116 anni dopo, più precisamente tra il 1940 e il 1941, il compositore italiano Goffredo Petrassi decise di
mettere in musica l’intero testo della poesia leopardiana: il risultato fu il Coro di morti. Madrigale drammatico
per voci maschili, tre pianoforti, ottoni, contrabbassi e percussione. La genesi della composizione è fortemente
intrecciata al particolare momento storico e alla biografia dell’autore. Petrassi iniziò a scrivere il suo Coro di
morti il 20 giugno 1940: dieci giorni prima l’Italia era entrata nel mattatoio della Seconda Guerra Mondiale.
La forte impressione che l’evento produsse sul compositore è rintracciabile nella dedica di questo Madrigale
drammatico; quella originale riportava: «A me stesso, tuttora vivente», in seguito fu ridotta alla definitiva «a
G. P.». Un’ulteriore testimonianza è fornita dallo stesso Petrassi: «Nessun testo, come questa “canzonetta”
leopardiana che fa da prologo al Dialogo di Federico Ruysch e le sue mummie nelle Operette morali, mi parve
più adatto ad esprimere ciò che provai il 10 giugno 1940. Il testo, quindi, ha una importanza determinante;
condiziona la sostanza musicale e la struttura della composizione, oltre che la particolare aggregazione
sonora (tre pianoforti, ottoni, contrabbassi e percussione). Il coro è formato da sole voci maschili,
sembrandomi il timbro femminile non pertinente, una intrusione, all’ambiente sonoro generale».

Questa concisa spiegazione del compositore ci è utile per almeno tre buoni motivi: illustra la necessarietà del
testo (ovvero il suo indissolubile legame colla materia musicale e la sua centralità), motiva la peculiarità della
struttura e della strumentazione del brano e contestualmente suggerisce la motivazione dell’evidente
innovazione stilistica. Il Coro di morti, difatti, segna una nuova stagione dello stile petrassiano. Di stirpe
schiettamente romana (infatti nacque nella vicina Zagarolo), Petrassi incluse ben presto questa “romanità”
nel proprio stile, che negli anni ’30 era così fortemente legato al retaggio del barocco romano, del clima
culturale della Controriforma e dei grandi polifonisti romani.
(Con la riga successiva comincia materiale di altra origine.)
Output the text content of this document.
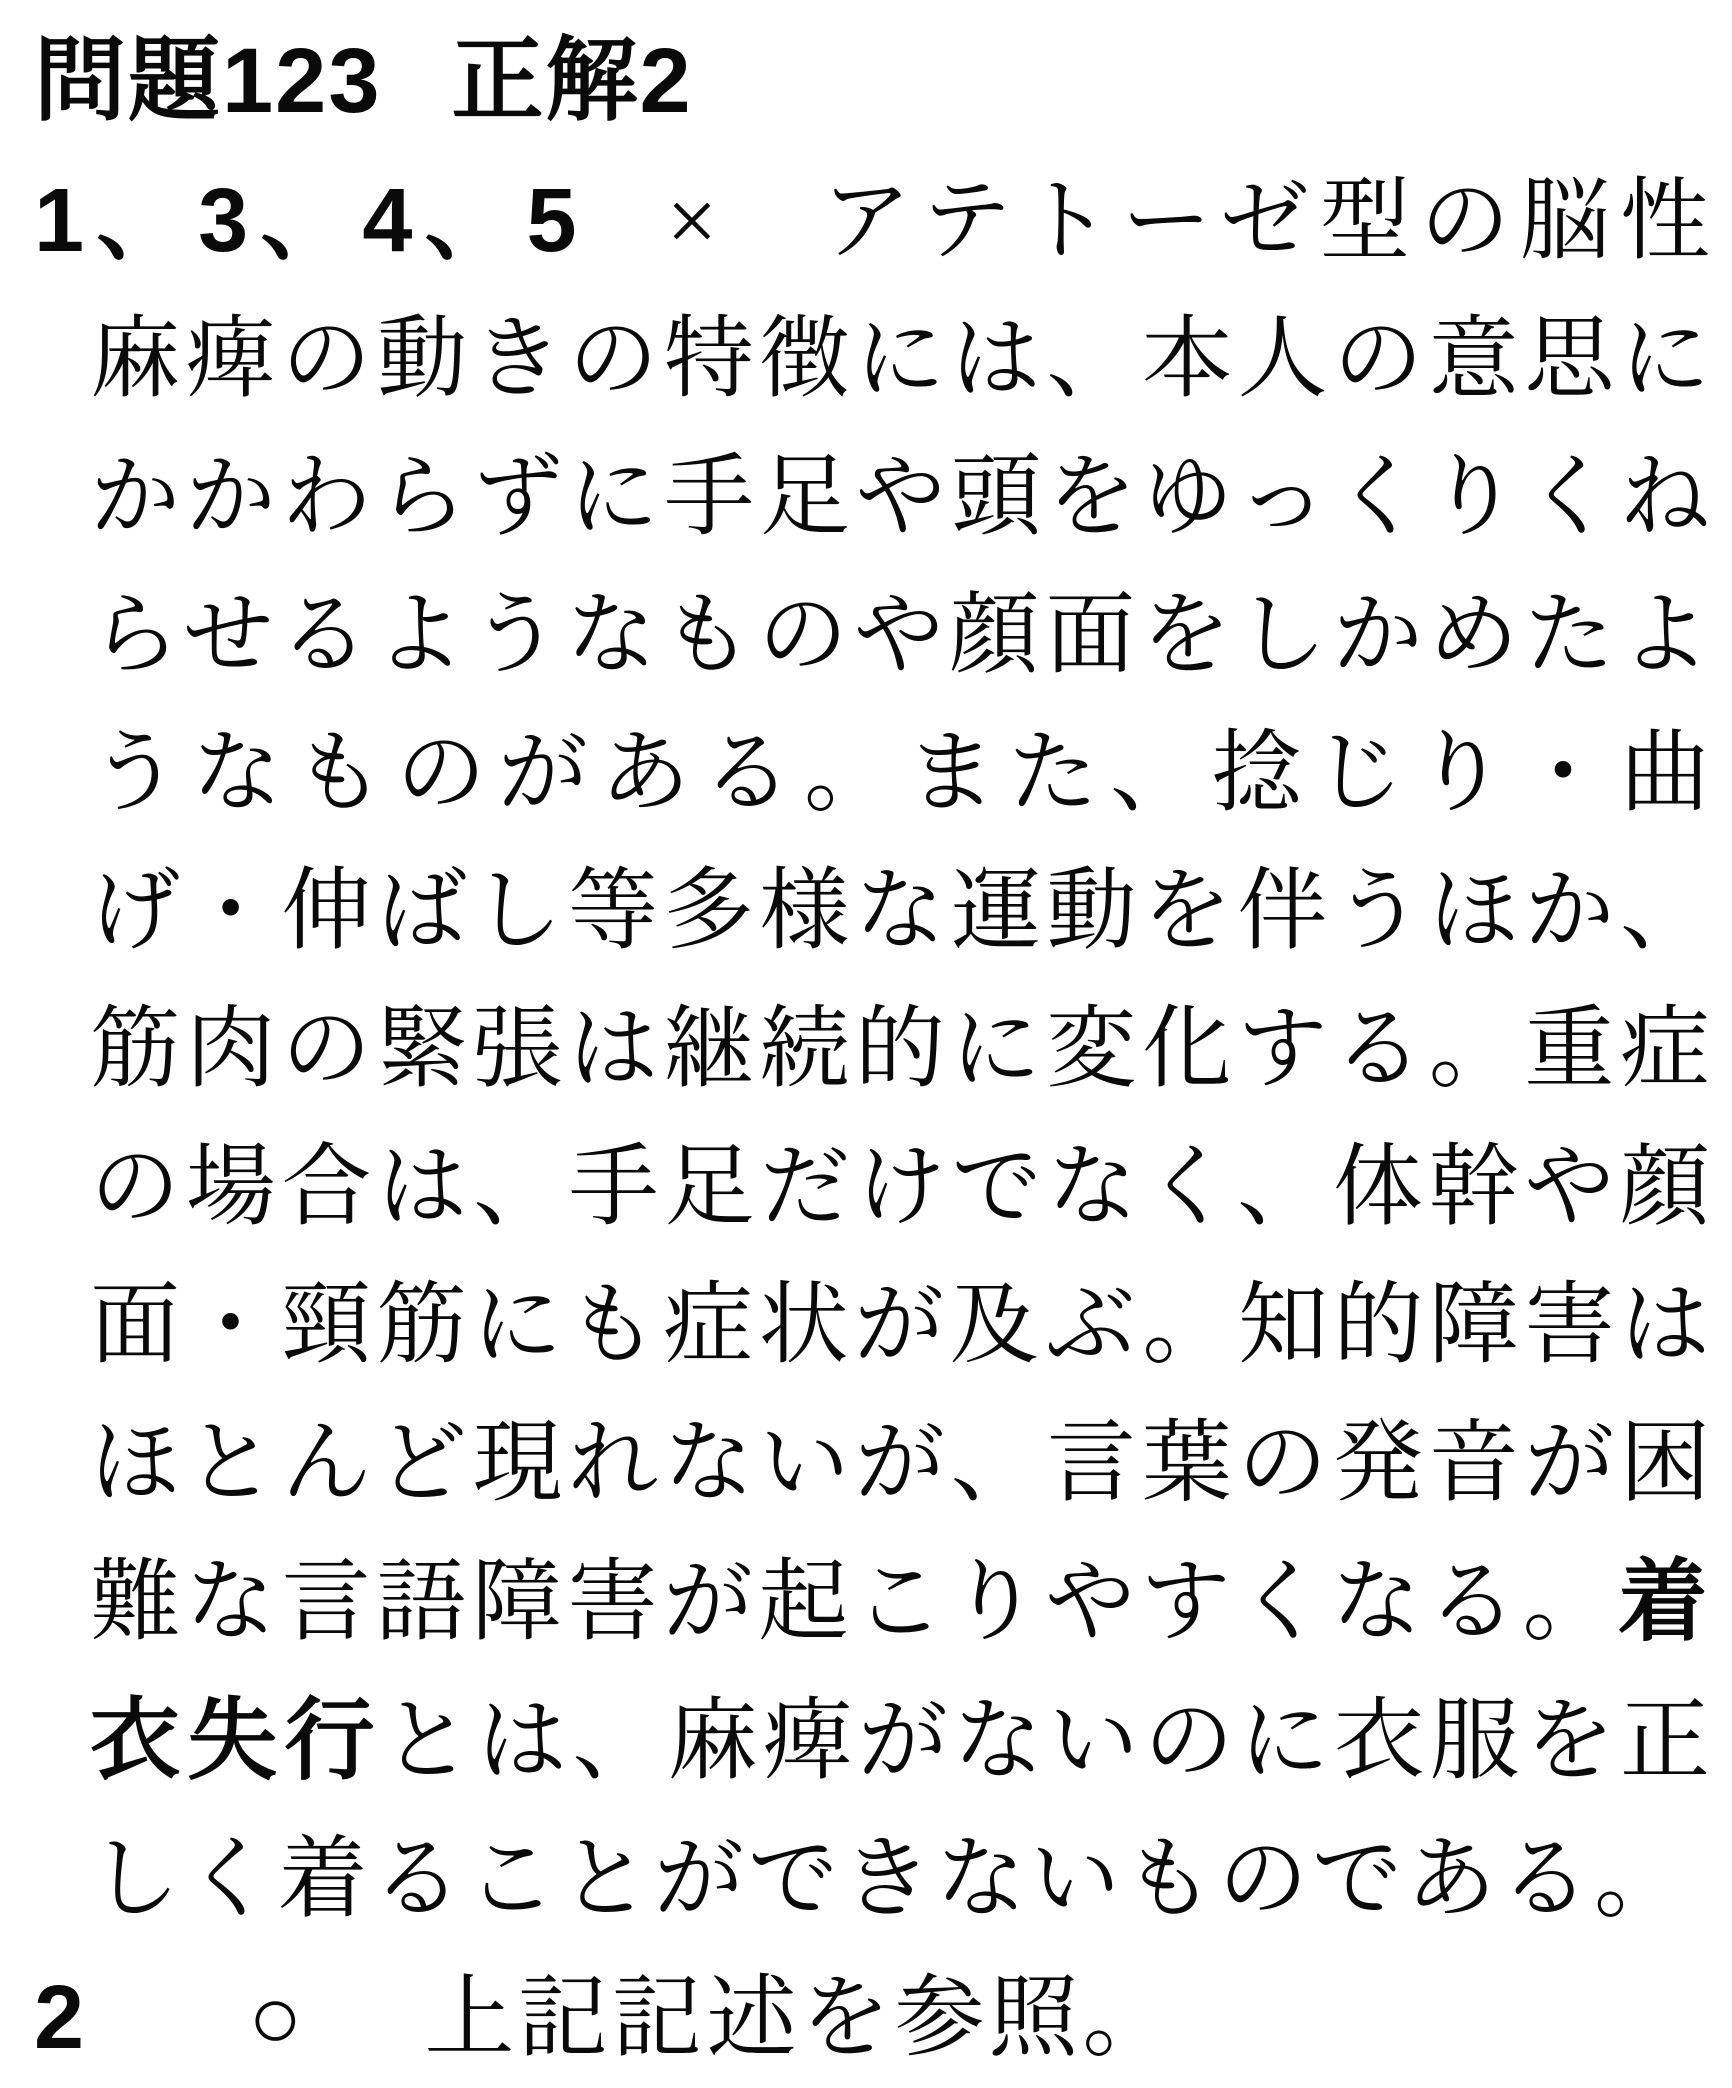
問題123 正解2

1、3、4、5 × アテトーゼ型の脳性麻痺の動きの特徴には、本人の意思にかかわらずに手足や頭をゆっくりくねらせるようなものや顔面をしかめたようなものがある。また、捻じり・曲げ・伸ばし等多様な運動を伴うほか、筋肉の緊張は継続的に変化する。重症の場合は、手足だけでなく、体幹や顔面・頸筋にも症状が及ぶ。知的障害はほとんど現れないが、言葉の発音が困難な言語障害が起こりやすくなる。着衣失行とは、麻痺がないのに衣服を正しく着ることができないものである。

2 ○ 上記記述を参照。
Questo percorso lo portò alla composizione del
primo lavoro che lo portò all’attenzione della scena internazionale, la Partita per orchestra del 1932, e nel
medesimo solco nacquero il Primo concerto per orchestra (1933-1934) e il Salmo IX (1936). In questi lavori
è presente, evidentissima, anche l’influenza di Igor Stravinskij e dell’amico Alfredo Casella. Alla fine degli
Anni Trenta, tuttavia, la geometria di Petrassi iniziò a spostare il proprio baricentro verso altre posizioni. La
prima opera in cui si ravvisa fortemente questa ricerca di nuove vie espressive è il
monumentale Magnificat del 1939-1940. Certo, qui è ancora presente una certa floridezza barocca, ma ogni
singola cellula musicale è da inquadrarsi nel più ampio contesto della funzione drammatica dell’opera, tale
da sprigionare tutta la tensione tragica del lavoro. Queste istanze vengono riversate anche nel Coro di morti,
dove raggiungono sommi vertici di equilibrio e perfezione artistica.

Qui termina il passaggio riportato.